I didn't say I was in Australia. I'm in Australia, have been here for a couple days now, hence the posting on the blog thing. Internet was abominable in Ethiopia; it took me six minutes to load my Gmail inbox in basic HTML mode, and that was when internet was actually working. Blogspot was blocked there, and incidentally, the government also blocked Skype, which they apparently see as a threat to their monopoly on telecommunications (this isn't unique to Ethiopia; I met two journalists from Abu Dhabi in the UAE who said Blogspot and Skype were also blocked there... only they had fast internet connections).

The Ethiopians wouldn't let me go without one final waltz at the airport. We had a power cut at Addis Ababa airport, which I suppose is entirely normal given the frequent power cuts, but you'd think they would at least have a decent generator for the airport. The security guy at the gate took my wallet, rifling through my bills to see how much money I had, and then declaring that I was taking too much Ethiopian money (about $12 USD) out of the country. Capital flight is a very scary thing for an impoverished country, and he asked why I hadn't changed my money at the bank. I told him I would gladly change my money, if there were a bank, but for whatever reason there was no bank at the departure gates.

Actually, I could have changed my money with the sketchy waiter at the airport cafe who offered to give me bad black market exchange rates. Ethiopia overvalues its own currency at about 11.20 birr to the US dollar, whereas a "free" rate of exchange might be closer to about 15 birr. Obviously, this spells black market doom and gloom, but thanks to the large Ethiopian military state, they've shut down most black market operations. The problem is when you try to change your birr back into dollars (or other foreign currency). Reportedly, the maximum you can change is about $100 USD; the government is extremely piggish with its foreign currency, and it also realizes that if if they honor their 11.20 birr/dollar rate, they're getting screwed. In the end, I ended up donating my $12 USD in Ethiopian birr to UNICEF on the plane to Australia.

Oh, but the waltz didn't end there: the little shuttle bus that brought us to our plane took us to the wrong plane at first. So when we were allowed onto a plane, I was seriously worried that I was getting onto the wrong plane, or perhaps my bags were getting on the wrong plane. Alas, all turned out well, and I found my bags and myself in Australia.

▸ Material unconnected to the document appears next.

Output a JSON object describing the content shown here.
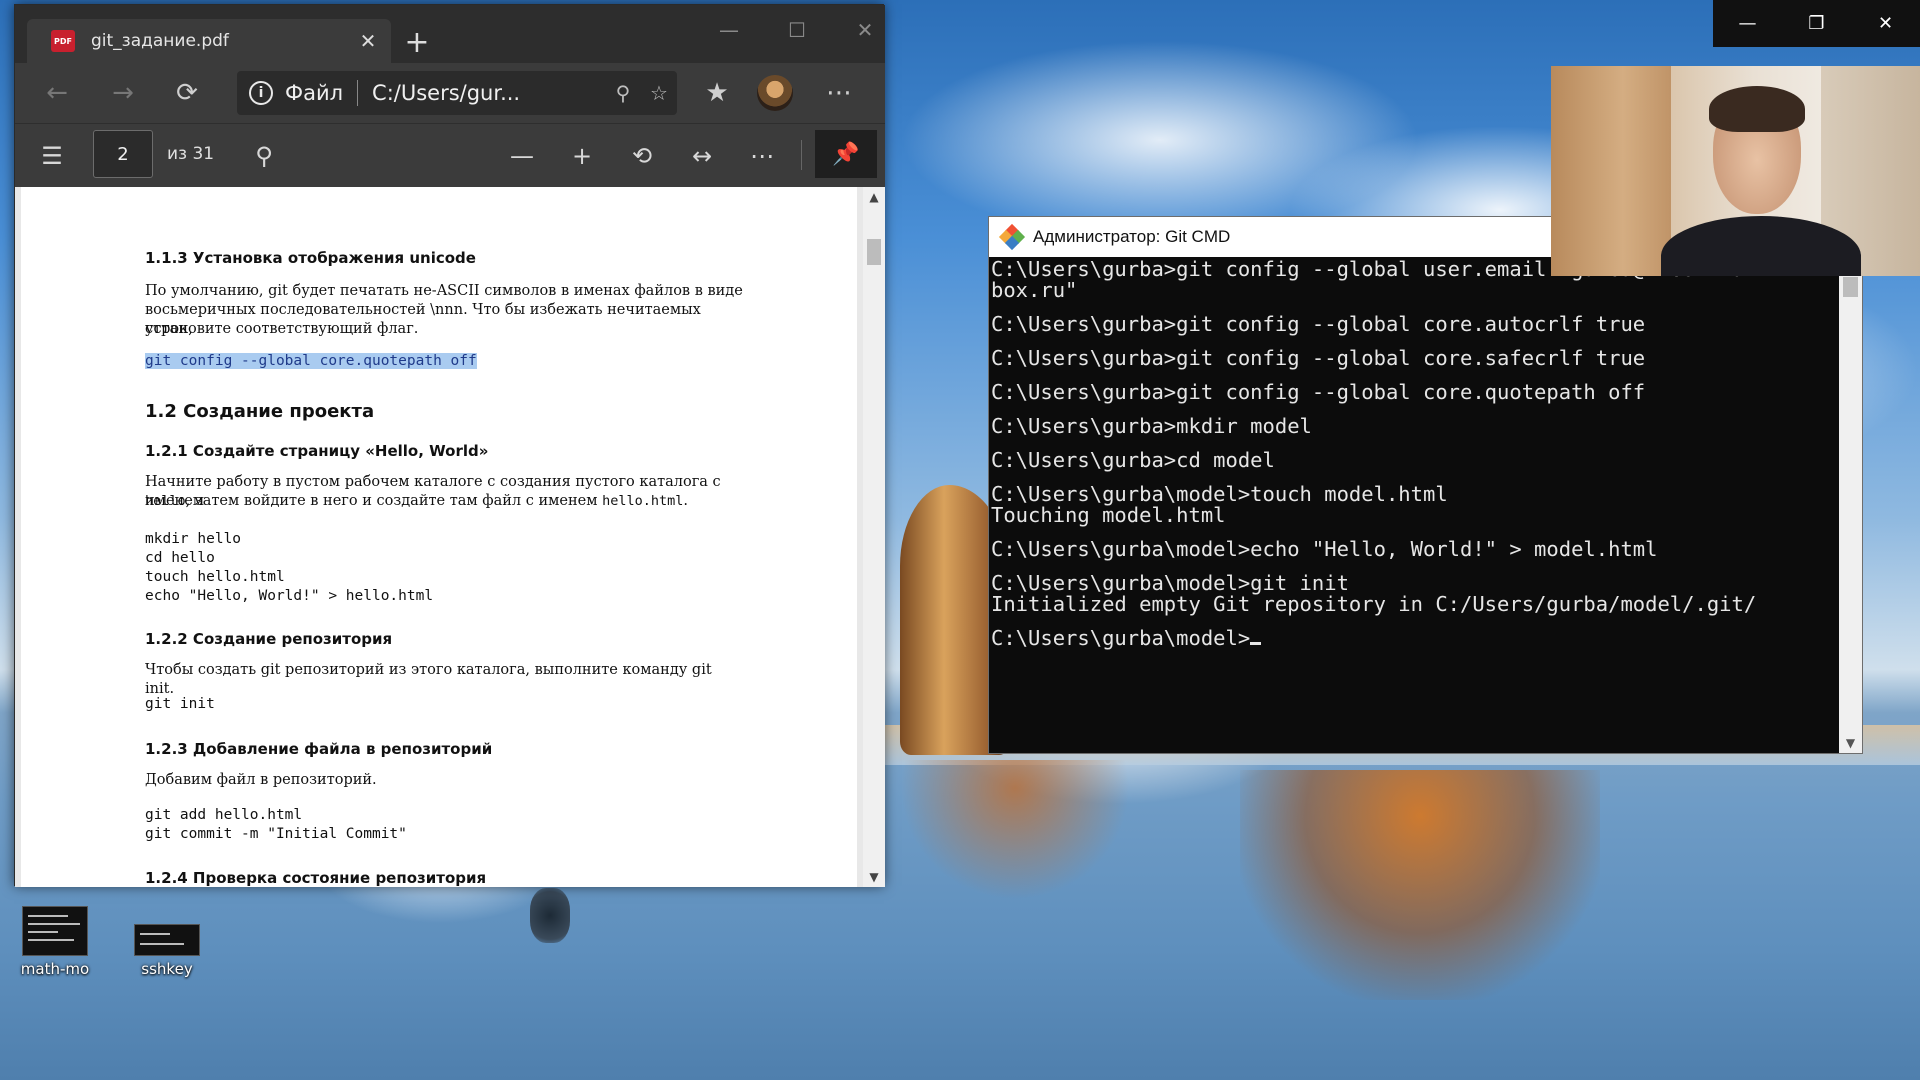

I was expecting to come to a land filled with criminals in Australia, and contemplated extending my contract with my hired gunman in Ethiopia (more on this later). I was of course worried that his aging rifle would be no use in the lawless streets of Sydney, and would have preferred a submachine gun or an AK-47 like the other gunmen had. Surprisingly, Australia is not in fact overrun by convicts, and I found the streets surprisingly safe. Sydney actually seems like a very American city, sprawling suburbs, front lawns, big cars. I suppose the one thing that sets it apart, other than the funny accents and the fact that they drive on the wrong side of the road, is that the Aussies have somehow worked out a functioning public transportation system to navigate all the suburbs surrounding Sydney, and the city rail is fast, efficient, clean, and relatively cheap.